Many of the states have passed legislation purporting to restrict a patent owner’s right to make accusations of infringement. Some of these statutes seem to be of questionable validity, but we will have to wait for a determination. In State of Vermont v, MPHJ Technology Investments, LLC, [2015-1310] (September 28, 2015), the Federal Circuit affirmed the district court’s remand back to state Court, finding that the Vermont Bad Faith Assertions of Patent Infringement Act (“BFAPIA”) had not (yet) been raised by the state.

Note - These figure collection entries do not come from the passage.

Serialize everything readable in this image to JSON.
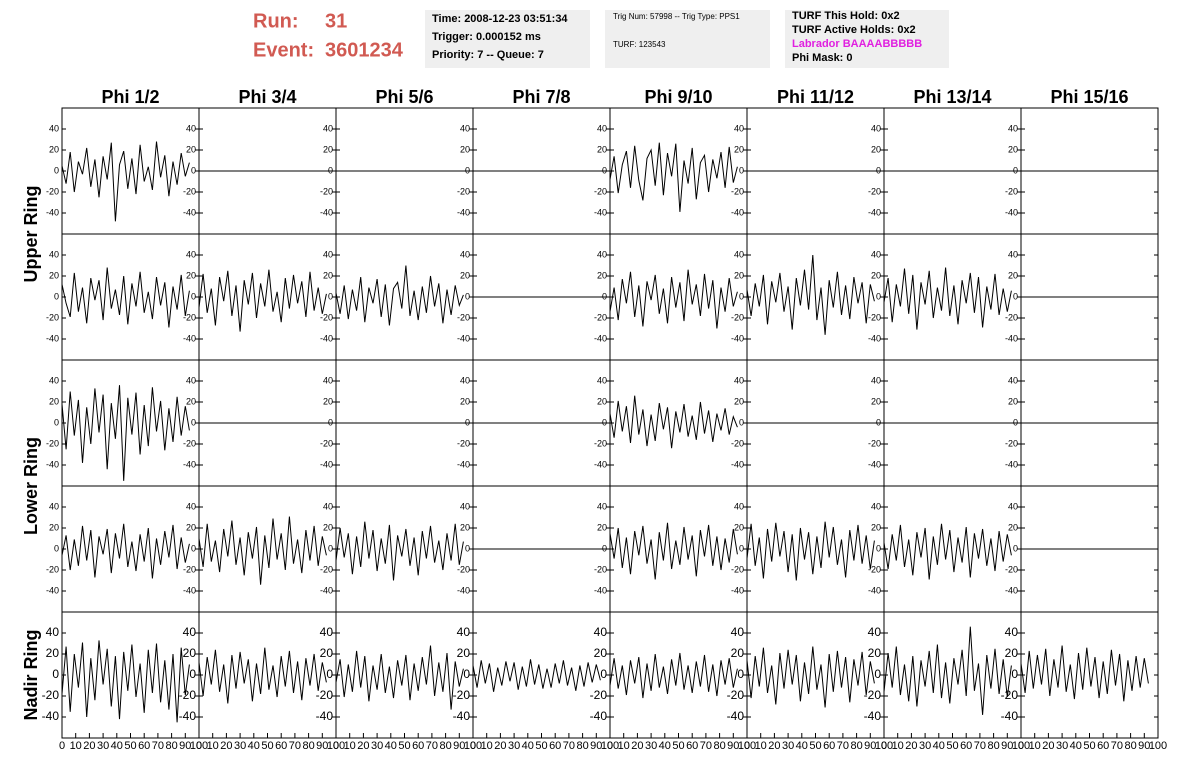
{
  "header": {
    "run_label": "Run:",
    "run": "31",
    "event_label": "Event:",
    "event": "3601234",
    "time_box": [
      "Time: 2008-12-23 03:51:34",
      "Trigger: 0.000152 ms",
      "Priority: 7 -- Queue: 7"
    ],
    "trig_box": [
      "Trig Num: 57998 -- Trig Type: PPS1",
      "TURF: 123543"
    ],
    "turf_box": [
      "TURF This Hold: 0x2",
      "TURF Active Holds: 0x2",
      "Labrador BAAAABBBBB",
      "Phi Mask: 0"
    ]
  },
  "columns": [
    "Phi 1/2",
    "Phi 3/4",
    "Phi 5/6",
    "Phi 7/8",
    "Phi 9/10",
    "Phi 11/12",
    "Phi 13/14",
    "Phi 15/16"
  ],
  "ring_labels": [
    "Upper Ring",
    "Lower Ring",
    "Nadir Ring"
  ],
  "axes": {
    "xlim": [
      0,
      100
    ],
    "ylim": [
      -60,
      60
    ],
    "xticks": [
      0,
      10,
      20,
      30,
      40,
      50,
      60,
      70,
      80,
      90,
      100
    ],
    "yticks": [
      -40,
      -20,
      0,
      20,
      40
    ],
    "x": [
      0,
      3,
      6,
      9,
      12,
      15,
      18,
      21,
      24,
      27,
      30,
      33,
      36,
      39,
      42,
      45,
      48,
      51,
      54,
      57,
      60,
      63,
      66,
      69,
      72,
      75,
      78,
      81,
      84,
      87,
      90,
      93
    ]
  },
  "panels": [
    [
      {
        "values": [
          5,
          -12,
          18,
          -20,
          9,
          -3,
          22,
          -15,
          11,
          -25,
          14,
          -8,
          27,
          -48,
          6,
          19,
          -17,
          12,
          -22,
          25,
          -10,
          4,
          -18,
          28,
          -6,
          15,
          -24,
          9,
          -13,
          17,
          -5,
          8
        ]
      },
      {
        "x": [
          0,
          100
        ],
        "values": [
          0,
          0
        ]
      },
      {
        "x": [
          0,
          100
        ],
        "values": [
          0,
          0
        ]
      },
      {
        "x": [
          0,
          100
        ],
        "values": [
          0,
          0
        ]
      },
      {
        "values": [
          -8,
          14,
          -21,
          6,
          19,
          -16,
          24,
          -9,
          -28,
          12,
          20,
          -14,
          27,
          -23,
          17,
          -5,
          26,
          -39,
          10,
          -12,
          22,
          -27,
          8,
          15,
          -20,
          11,
          -7,
          18,
          -16,
          23,
          -11,
          4
        ]
      },
      {
        "x": [
          0,
          100
        ],
        "values": [
          0,
          0
        ]
      },
      {
        "x": [
          0,
          100
        ],
        "values": [
          0,
          0
        ]
      },
      {
        "x": [
          0,
          100
        ],
        "values": [
          0,
          0
        ]
      }
    ],
    [
      {
        "values": [
          12,
          -6,
          -19,
          23,
          -14,
          9,
          -25,
          18,
          -3,
          16,
          -22,
          28,
          -11,
          7,
          -17,
          20,
          -26,
          13,
          -9,
          24,
          -15,
          5,
          -21,
          19,
          -8,
          14,
          -29,
          10,
          -12,
          21,
          -18,
          6
        ]
      },
      {
        "values": [
          -10,
          22,
          -15,
          8,
          -27,
          19,
          -4,
          25,
          -18,
          11,
          -33,
          16,
          -7,
          23,
          -20,
          13,
          -9,
          26,
          -14,
          5,
          -24,
          18,
          -11,
          21,
          -6,
          15,
          -19,
          24,
          -13,
          9,
          -16,
          3
        ]
      },
      {
        "values": [
          4,
          -16,
          11,
          -21,
          7,
          -13,
          19,
          -24,
          9,
          -6,
          17,
          -19,
          12,
          -27,
          8,
          14,
          -11,
          30,
          -18,
          6,
          -22,
          10,
          -15,
          20,
          -9,
          13,
          -25,
          7,
          -17,
          11,
          -8,
          2
        ]
      },
      {
        "x": [
          0,
          100
        ],
        "values": [
          0,
          0
        ]
      },
      {
        "values": [
          -14,
          9,
          -22,
          17,
          -6,
          24,
          -19,
          11,
          -28,
          15,
          -3,
          21,
          -16,
          8,
          -25,
          19,
          -10,
          14,
          -23,
          26,
          -7,
          12,
          -18,
          22,
          -11,
          16,
          -30,
          9,
          -14,
          18,
          -9,
          5
        ]
      },
      {
        "values": [
          7,
          -18,
          13,
          -9,
          21,
          -26,
          15,
          -5,
          23,
          -14,
          10,
          -31,
          18,
          -8,
          26,
          -12,
          40,
          -22,
          9,
          -36,
          16,
          -10,
          24,
          -17,
          11,
          -21,
          19,
          -6,
          14,
          -25,
          12,
          -4
        ]
      },
      {
        "values": [
          -5,
          18,
          -24,
          12,
          -9,
          27,
          -16,
          21,
          -31,
          14,
          -7,
          25,
          -20,
          9,
          -13,
          28,
          -18,
          11,
          -26,
          16,
          -6,
          23,
          -15,
          19,
          -29,
          10,
          -12,
          22,
          -17,
          8,
          -14,
          6
        ]
      },
      {
        "x": [
          0,
          100
        ],
        "values": [
          0,
          0
        ]
      }
    ],
    [
      {
        "values": [
          18,
          -25,
          30,
          -12,
          22,
          -38,
          15,
          -20,
          33,
          -9,
          27,
          -44,
          19,
          -15,
          36,
          -55,
          24,
          -11,
          29,
          -30,
          17,
          -22,
          34,
          -8,
          21,
          -26,
          14,
          -18,
          25,
          -12,
          16,
          -7
        ]
      },
      {
        "x": [
          0,
          100
        ],
        "values": [
          0,
          0
        ]
      },
      {
        "x": [
          0,
          100
        ],
        "values": [
          0,
          0
        ]
      },
      {
        "x": [
          0,
          100
        ],
        "values": [
          0,
          0
        ]
      },
      {
        "values": [
          9,
          -14,
          21,
          -8,
          16,
          -19,
          26,
          -11,
          13,
          -22,
          8,
          -17,
          19,
          -6,
          15,
          -24,
          11,
          -9,
          18,
          -13,
          7,
          -16,
          20,
          -10,
          12,
          -18,
          9,
          -7,
          14,
          -11,
          6,
          -4
        ]
      },
      {
        "x": [
          0,
          100
        ],
        "values": [
          0,
          0
        ]
      },
      {
        "x": [
          0,
          100
        ],
        "values": [
          0,
          0
        ]
      },
      {
        "x": [
          0,
          100
        ],
        "values": [
          0,
          0
        ]
      }
    ],
    [
      {
        "values": [
          -6,
          13,
          -20,
          9,
          -16,
          22,
          -11,
          18,
          -27,
          12,
          -5,
          19,
          -23,
          15,
          -9,
          24,
          -17,
          7,
          -21,
          14,
          -12,
          20,
          -28,
          10,
          -15,
          17,
          -8,
          23,
          -19,
          11,
          -13,
          5
        ]
      },
      {
        "values": [
          10,
          -17,
          24,
          -12,
          8,
          -22,
          19,
          -7,
          27,
          -15,
          11,
          -25,
          16,
          -9,
          21,
          -34,
          13,
          -18,
          29,
          -10,
          15,
          -20,
          31,
          -14,
          9,
          -23,
          18,
          -11,
          22,
          -16,
          12,
          -6
        ]
      },
      {
        "values": [
          -11,
          20,
          -8,
          15,
          -24,
          12,
          -17,
          26,
          -9,
          18,
          -21,
          10,
          -14,
          23,
          -30,
          13,
          -7,
          19,
          -16,
          11,
          -25,
          17,
          -9,
          22,
          -13,
          8,
          -20,
          15,
          -11,
          24,
          -15,
          7
        ]
      },
      {
        "x": [
          0,
          100
        ],
        "values": [
          0,
          0
        ]
      },
      {
        "values": [
          15,
          -9,
          20,
          -18,
          11,
          -24,
          17,
          -6,
          22,
          -14,
          9,
          -29,
          16,
          -11,
          25,
          -19,
          8,
          -15,
          21,
          -10,
          13,
          -26,
          18,
          -7,
          23,
          -16,
          12,
          -20,
          10,
          -13,
          19,
          -5
        ]
      },
      {
        "values": [
          -9,
          24,
          -16,
          11,
          -28,
          19,
          -12,
          25,
          -7,
          17,
          -22,
          14,
          -30,
          20,
          -10,
          16,
          -24,
          12,
          -18,
          26,
          -8,
          21,
          -15,
          9,
          -27,
          18,
          -11,
          23,
          -14,
          13,
          -19,
          8
        ]
      },
      {
        "values": [
          6,
          -19,
          14,
          -11,
          23,
          -17,
          9,
          -25,
          16,
          -8,
          20,
          -29,
          12,
          -15,
          24,
          -10,
          18,
          -22,
          11,
          -13,
          21,
          -27,
          15,
          -9,
          19,
          -16,
          10,
          -21,
          17,
          -12,
          14,
          -6
        ]
      },
      {
        "x": [
          0,
          100
        ],
        "values": [
          0,
          0
        ]
      }
    ],
    [
      {
        "values": [
          -18,
          27,
          -35,
          20,
          -12,
          31,
          -40,
          16,
          -24,
          33,
          -9,
          25,
          -30,
          18,
          -42,
          22,
          -15,
          29,
          -21,
          11,
          -36,
          24,
          -17,
          30,
          -26,
          14,
          -33,
          20,
          -45,
          26,
          -19,
          10
        ]
      },
      {
        "values": [
          12,
          -20,
          17,
          -9,
          24,
          -16,
          10,
          -27,
          19,
          -13,
          22,
          -8,
          15,
          -25,
          11,
          -18,
          26,
          -14,
          9,
          -21,
          18,
          -11,
          23,
          -17,
          13,
          -24,
          16,
          -10,
          20,
          -15,
          12,
          -7
        ]
      },
      {
        "values": [
          -7,
          15,
          -21,
          10,
          -16,
          23,
          -12,
          18,
          -25,
          9,
          -14,
          20,
          -17,
          8,
          -22,
          14,
          -10,
          19,
          -24,
          11,
          -15,
          17,
          -9,
          28,
          -20,
          12,
          -16,
          21,
          -33,
          13,
          -11,
          6
        ]
      },
      {
        "values": [
          9,
          -12,
          14,
          -8,
          11,
          -16,
          7,
          -10,
          13,
          -6,
          12,
          -14,
          8,
          -11,
          15,
          -9,
          10,
          -13,
          6,
          -12,
          11,
          -8,
          14,
          -10,
          7,
          -15,
          9,
          -11,
          12,
          -7,
          10,
          -5
        ]
      },
      {
        "values": [
          -10,
          16,
          -13,
          9,
          -19,
          14,
          -8,
          17,
          -22,
          11,
          -15,
          20,
          -12,
          8,
          -18,
          15,
          -10,
          21,
          -14,
          9,
          -17,
          13,
          -11,
          19,
          -16,
          10,
          -20,
          14,
          -9,
          16,
          -12,
          6
        ]
      },
      {
        "values": [
          14,
          -22,
          18,
          -11,
          26,
          -17,
          9,
          -28,
          21,
          -13,
          24,
          -9,
          19,
          -25,
          12,
          -18,
          27,
          -14,
          10,
          -31,
          20,
          -16,
          23,
          -12,
          17,
          -26,
          15,
          -10,
          22,
          -19,
          13,
          -8
        ]
      },
      {
        "values": [
          -16,
          21,
          -12,
          27,
          -19,
          10,
          -25,
          18,
          -30,
          14,
          -11,
          23,
          -17,
          29,
          -22,
          12,
          -27,
          16,
          -9,
          24,
          -20,
          46,
          -15,
          11,
          -38,
          19,
          -13,
          25,
          -18,
          15,
          -21,
          9
        ]
      },
      {
        "values": [
          11,
          -17,
          23,
          -13,
          19,
          -9,
          25,
          -20,
          15,
          -12,
          28,
          -16,
          10,
          -23,
          21,
          -14,
          26,
          -11,
          17,
          -22,
          13,
          -18,
          24,
          -10,
          20,
          -25,
          14,
          -15,
          18,
          -12,
          16,
          -8
        ]
      }
    ]
  ]
}
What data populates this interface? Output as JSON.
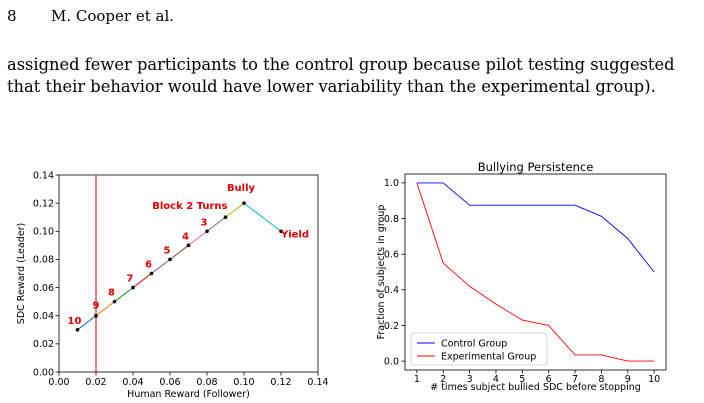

The State of Vermont initiated an action under the Vermont Consumer Protection Act, 9 V.S.A. § 2453(a) for unfair trade practices and deceptive trade practices arising from MPHJ’s conduct in sending patent infringement warnings in the State of Vermont. The district court found that Vermont was not seeking an injunction that requires MPHJ’s compliance with the Vermont Bad Faith Assertions of Patent Infringement Act (“BFAPIA”), 9 V.S.A. §§ 4195–99.. Given this conclusion, the Federal Circuit agreed that if the State
prevails on the merits in state court, it may not seek an injunction requiring MPHJ to comply with the BFAPIA. The Federal Circuit found that because MPHJ relies
on the BFAPIA as its basis for removal under § 1442(a)(2), the necessary consequence of our decision is that we find no grounds for removal to federal court.